As part of our Kleiner Perkins Caufield & Byers (KPCB) engineering meet-up series, I had the opportunity to host a panel of leaders of various functions at top tech companies to discuss best practices in cross-group teamwork and collaboration — Jessica Verrilli, director of corporate development at Twitter; Eugene Wei, head of video at Oculus and previously head of product at Flipboard and Hulu; and Wendy Owen, product design lead for the Facebook ads platform.

Below are some of the key takeaways from our discussion in the most recent episode of KPCB’s Ventured podcast.

Know how roles differ: product management versus engineering versus design

The role of the engineer is likely the easiest to understand, as that person produces a clear, measurable output: code. Conversely, product manager roles are often the hardest to understand, as their output can vary greatly from project to project, as well as company to company.

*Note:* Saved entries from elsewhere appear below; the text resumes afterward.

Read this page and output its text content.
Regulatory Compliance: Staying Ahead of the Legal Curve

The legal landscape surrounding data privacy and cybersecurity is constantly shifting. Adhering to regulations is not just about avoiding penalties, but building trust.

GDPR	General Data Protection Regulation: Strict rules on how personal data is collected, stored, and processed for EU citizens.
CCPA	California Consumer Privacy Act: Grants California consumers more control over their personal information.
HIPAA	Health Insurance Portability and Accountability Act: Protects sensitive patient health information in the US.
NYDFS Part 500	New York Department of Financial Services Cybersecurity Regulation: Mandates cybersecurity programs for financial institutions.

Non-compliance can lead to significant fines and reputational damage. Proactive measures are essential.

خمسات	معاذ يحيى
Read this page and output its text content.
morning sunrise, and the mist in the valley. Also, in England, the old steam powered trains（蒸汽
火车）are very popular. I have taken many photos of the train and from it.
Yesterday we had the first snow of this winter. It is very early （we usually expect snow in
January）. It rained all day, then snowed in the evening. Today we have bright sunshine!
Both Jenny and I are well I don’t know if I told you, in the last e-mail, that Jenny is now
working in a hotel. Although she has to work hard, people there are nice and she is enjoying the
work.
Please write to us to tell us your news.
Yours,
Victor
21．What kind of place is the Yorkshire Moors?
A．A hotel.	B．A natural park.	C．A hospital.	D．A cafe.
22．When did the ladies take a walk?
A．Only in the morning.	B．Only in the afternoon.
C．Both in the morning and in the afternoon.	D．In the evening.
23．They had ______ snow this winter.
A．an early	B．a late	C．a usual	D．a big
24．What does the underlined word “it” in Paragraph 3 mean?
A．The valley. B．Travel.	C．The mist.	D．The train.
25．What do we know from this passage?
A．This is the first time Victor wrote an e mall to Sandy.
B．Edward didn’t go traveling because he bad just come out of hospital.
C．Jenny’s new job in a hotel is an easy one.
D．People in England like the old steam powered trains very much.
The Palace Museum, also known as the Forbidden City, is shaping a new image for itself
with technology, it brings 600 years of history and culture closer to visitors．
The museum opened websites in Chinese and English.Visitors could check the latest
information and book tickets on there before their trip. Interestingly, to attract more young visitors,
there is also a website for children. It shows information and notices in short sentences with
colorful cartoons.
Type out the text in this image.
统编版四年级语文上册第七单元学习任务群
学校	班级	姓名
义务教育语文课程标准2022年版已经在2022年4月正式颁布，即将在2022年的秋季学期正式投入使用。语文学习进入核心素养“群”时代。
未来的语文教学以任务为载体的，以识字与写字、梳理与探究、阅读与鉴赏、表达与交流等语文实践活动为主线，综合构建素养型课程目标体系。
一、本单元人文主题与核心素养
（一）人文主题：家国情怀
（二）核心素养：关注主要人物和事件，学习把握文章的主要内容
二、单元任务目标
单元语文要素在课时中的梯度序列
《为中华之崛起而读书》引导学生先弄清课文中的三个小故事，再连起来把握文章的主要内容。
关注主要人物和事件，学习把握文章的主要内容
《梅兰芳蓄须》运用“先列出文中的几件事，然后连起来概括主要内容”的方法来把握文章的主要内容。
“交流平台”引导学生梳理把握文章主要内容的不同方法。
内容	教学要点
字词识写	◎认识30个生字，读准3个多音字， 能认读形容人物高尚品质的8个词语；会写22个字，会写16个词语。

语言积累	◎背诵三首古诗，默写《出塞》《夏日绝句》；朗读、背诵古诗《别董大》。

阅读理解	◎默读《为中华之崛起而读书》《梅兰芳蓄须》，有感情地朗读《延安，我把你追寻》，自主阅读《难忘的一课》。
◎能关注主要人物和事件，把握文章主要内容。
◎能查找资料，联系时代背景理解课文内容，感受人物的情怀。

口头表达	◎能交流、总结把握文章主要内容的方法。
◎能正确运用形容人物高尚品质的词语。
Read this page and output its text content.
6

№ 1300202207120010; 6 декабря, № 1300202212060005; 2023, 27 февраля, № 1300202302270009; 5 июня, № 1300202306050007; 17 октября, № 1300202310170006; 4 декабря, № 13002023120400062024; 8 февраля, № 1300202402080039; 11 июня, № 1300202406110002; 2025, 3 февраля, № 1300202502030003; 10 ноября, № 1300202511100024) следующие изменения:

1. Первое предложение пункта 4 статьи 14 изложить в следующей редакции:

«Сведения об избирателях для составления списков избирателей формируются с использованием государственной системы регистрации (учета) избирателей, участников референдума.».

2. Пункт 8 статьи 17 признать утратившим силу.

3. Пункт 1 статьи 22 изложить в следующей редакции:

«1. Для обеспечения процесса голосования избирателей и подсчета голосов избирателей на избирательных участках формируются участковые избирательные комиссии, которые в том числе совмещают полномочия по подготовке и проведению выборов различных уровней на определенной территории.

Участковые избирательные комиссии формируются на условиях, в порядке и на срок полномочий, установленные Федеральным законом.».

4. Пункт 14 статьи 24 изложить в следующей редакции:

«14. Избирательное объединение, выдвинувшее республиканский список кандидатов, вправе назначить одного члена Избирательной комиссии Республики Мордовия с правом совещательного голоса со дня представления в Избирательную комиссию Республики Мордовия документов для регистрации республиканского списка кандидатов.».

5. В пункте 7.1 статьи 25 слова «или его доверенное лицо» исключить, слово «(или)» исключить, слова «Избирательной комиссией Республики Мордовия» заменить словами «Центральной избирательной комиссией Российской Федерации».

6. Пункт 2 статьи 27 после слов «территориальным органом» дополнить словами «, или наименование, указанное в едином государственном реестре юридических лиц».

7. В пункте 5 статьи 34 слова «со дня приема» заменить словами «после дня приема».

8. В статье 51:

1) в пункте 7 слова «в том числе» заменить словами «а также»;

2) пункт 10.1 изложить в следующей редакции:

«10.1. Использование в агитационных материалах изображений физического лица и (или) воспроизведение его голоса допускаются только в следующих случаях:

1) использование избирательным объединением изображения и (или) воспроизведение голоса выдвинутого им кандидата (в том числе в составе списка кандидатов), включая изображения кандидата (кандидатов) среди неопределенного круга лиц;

At the highest level, product managers define what problems to solve on behalf of their end-customers. That means coming up with a hypothesis, pushing forward with an approach to that hypothesis, collaborating with teams to create a solution and assessing the results that come out on the other side. Product managers ask these questions: What problem is the right problem to solve? And have we solved the problem for our customers?

One area of potential tension between product and engineering is that engineering problems often have a more deterministic outcome, meaning that engineering problems are more likely to produce the same output from a given starting point. Product management, however, is part art, part science, and there isn’t necessarily a guaranteed path to success on a project, Eugene said. It’s important to understand that iteration is a necessary and important part of good product management.

Designers come in many forms, though most traditionally have three different distinct skill sets: visual design, interaction design and product design. If product managers define what problem to solve, designers define what the solution should be and why. In a healthy organization, designers are asked to participate in every stage of the product cycle, from the “what” and the “why,” down to the “how,” in close collaboration with the engineering and product manager leaders, said Wendy.

Understanding that different groups in design, product or engineering have different approaches and philosophies can help teams achieve successful outcomes more collaboratively.

Define what success looks like up front

Making sure everyone is solving for the same problem gives a sense of direction and allows a collection of individuals to turn into a team. A clear definition of success upfront makes agreeing to the approach of how to solve the problem an easier task. According to Wendy, when engineering, design and product can participate in that process together from the beginning — designing a clear picture of the customer problem — it leads to the best outcome in the end.

Build trust among teams

There are three ways to build trust among teams, Jessica said. First, set as much context as possible so people understand your motives. Secondly, let information flow freely. As soon as people feel they’ve shared information with you but fear that you might not be sharing that information up the chain, then information is back-channelled and trust breaks down.

To avoid that, create a document that will be presented to the executives, summarizing everyone’s work and concerns, and make sure every person on the project sees it. Lastly, convene fair discussions. These decisions can be very contentious. Discussions where people feel their voices are heard will help team members trust the process and result in good outcomes.

How to give feedback

Jessica recommends when giving feedback to always start with one thing that’s positive. Then be super direct about what isn’t working for you in the design and, if you can, frame it as a problem. Offer what you see as the problem and then invite them to help you solve it and don’t be afraid to put your own ideas in the mix. Product development is all about trying to surface the best ideas from everyone, then testing and vetting a hypothesis through a great launch process.

Henry Ford once said: “Coming together is a beginning. Keeping together is progress. Working together is success.” Hopefully there is advice here that can help your teams work together more effectively across organizations and achieve great successes (or at least avoid dysfunction!).